Revisarán esta noche con drones de la UME y la Guardia Civil los pueblos de Uncastillo, Asín, Orés, Luesia y Malpica de Arba para decidir quiénes pueden regresar.
El incendio de Orés, activo desde el miércoles y que ha arrasado 14.400 hectáreas, está al fin estabilizado, aunque se mantiene en nivel 2 y sigue el trabajo sobre el terreno. El ataque de los grupos de extinción empieza a dar resultados, y los mil desalojados de Uncastillo, Luesia, Orés, Asín y Malpica de Arba podrán empezar a regresar a partir de este lunes a sus casas de forma escalonada. Antes de que lo hagan, se revisará que todo está en orden en las poblaciones. Para ello, se van a utilizar esta noche drones de la Guardia Civil y la Unidad Militar de Emergencias. Mientras se ataca al fuego, el Gobierno de Aragón trabaja ya en ayudas para los afectados y tiene previsto solicitar al Ejecutivo central que declare las 15.700 hectáreas dañadas zona catastrófica.
Con la revisión de los núcleos urbanos se quiere comprobar que no hay puntos calientes y se evaluarán las condiciones de seguridad que encontrarán los vecinos de las cinco localidades evacuadas para comprobar la ausencia de puntos calientes. Será un proceso que se desarrollará de forma «ordenada, escalonada y acompañada» por los servicios públicos, con participación de Servicios Sociales y equipos de apoyo psicológico para atender las necesidades de los vecinos tras varios días fuera de sus hogares.
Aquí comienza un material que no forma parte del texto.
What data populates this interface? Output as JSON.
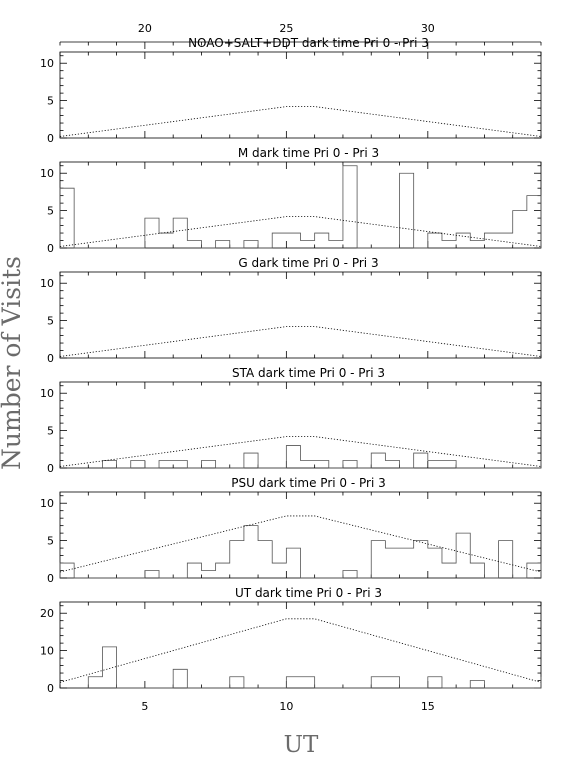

Además, ya se ha autorizado el acceso controlado a explotaciones ganaderas de Luesia para la atención de animales y el abastecimiento de las instalaciones.
La superficie afectada no ha aumentado durante las últimas horas y el perímetro permanece estable en unos 78 kilómetros. Con esta evolución favorable, se ha permitido al Centro de Coordinación Operativa Integrada (Cecopi) comenzar con la desescalada de la emergencia. Una de las dos secciones de la Unidad Militar de Emergencias desplegadas en la zona ha sido desmovilizada y derivada al incendio forestal de Guadalajara. La segunda sección de la UME continúa trabajando sobre el terreno junto al resto de organismos que integran el dispositivo de extinción, especialmente en los sectores 3 y 6, para consolidar la estabilización alcanzada y prevenir posibles reproducciones.
El preaviso a nueve municipios se mantiene
Se mantiene, a pesar de ello, el preaviso a las nueve localidades con las que se mantiene desde el viernes un contacto directo, y que son Castiliscar, Urriés, Navardún, Sos del Rey Católico, Lobera de Onsella, Isuerre, Longás, Biel y Fuencaldera.
El consejero de Hacienda e Interior, Roberto Bermúdez de Castro, ha vuelto a hacer hincapié en que está terminantemente prohibido acceder a las zonas afectadas por el fuego. Es un veto que incluye, también, a los vecinos de los pueblos que están ahora desalojados. En algún caso, deberán realizar el acceso por la zona que no se dañó por cumpla del incendio.
Durante la jornada, los trabajos se han centrado en extinguir pequeñas reproducciones localizadas dentro del perímetro y en consolidar definitivamente las zonas más sensibles. El grueso de los medios ha actuado en el sector 6, al norte de Uncastillo, realizando labores de cierre y aseguramiento del perímetro mediante maquinaria pesada. Aunque se han observado columnas de humo en distintos puntos calientes del interior de la zona afectada, no se han registrado llamas significativas.
El incendio mantiene en su interior algunas islas de vegetación que no llegaron a resultar afectadas por el fuego y que pueden generar reproducciones puntuales, por lo que el operativo continuará trabajando para garantizar la completa consolidación del perímetro.
La previsión meteorológica para las próximas horas mantiene un escenario similar al de la jornada de este domingo. Durante la noche predominarán vientos flojos y variables, mientras que durante el lunes volverá a imponerse la componente sur, con cambios puntuales de dirección a lo largo del día. Aunque la zona estará en aviso naranja por altas temperaturas, con máximas previstas de hasta 38 grados, las previsiones apuntan nuevamente a una buena recuperación de la humedad durante la noche, un factor favorable para las labores de vigilancia y consolidación del incendio.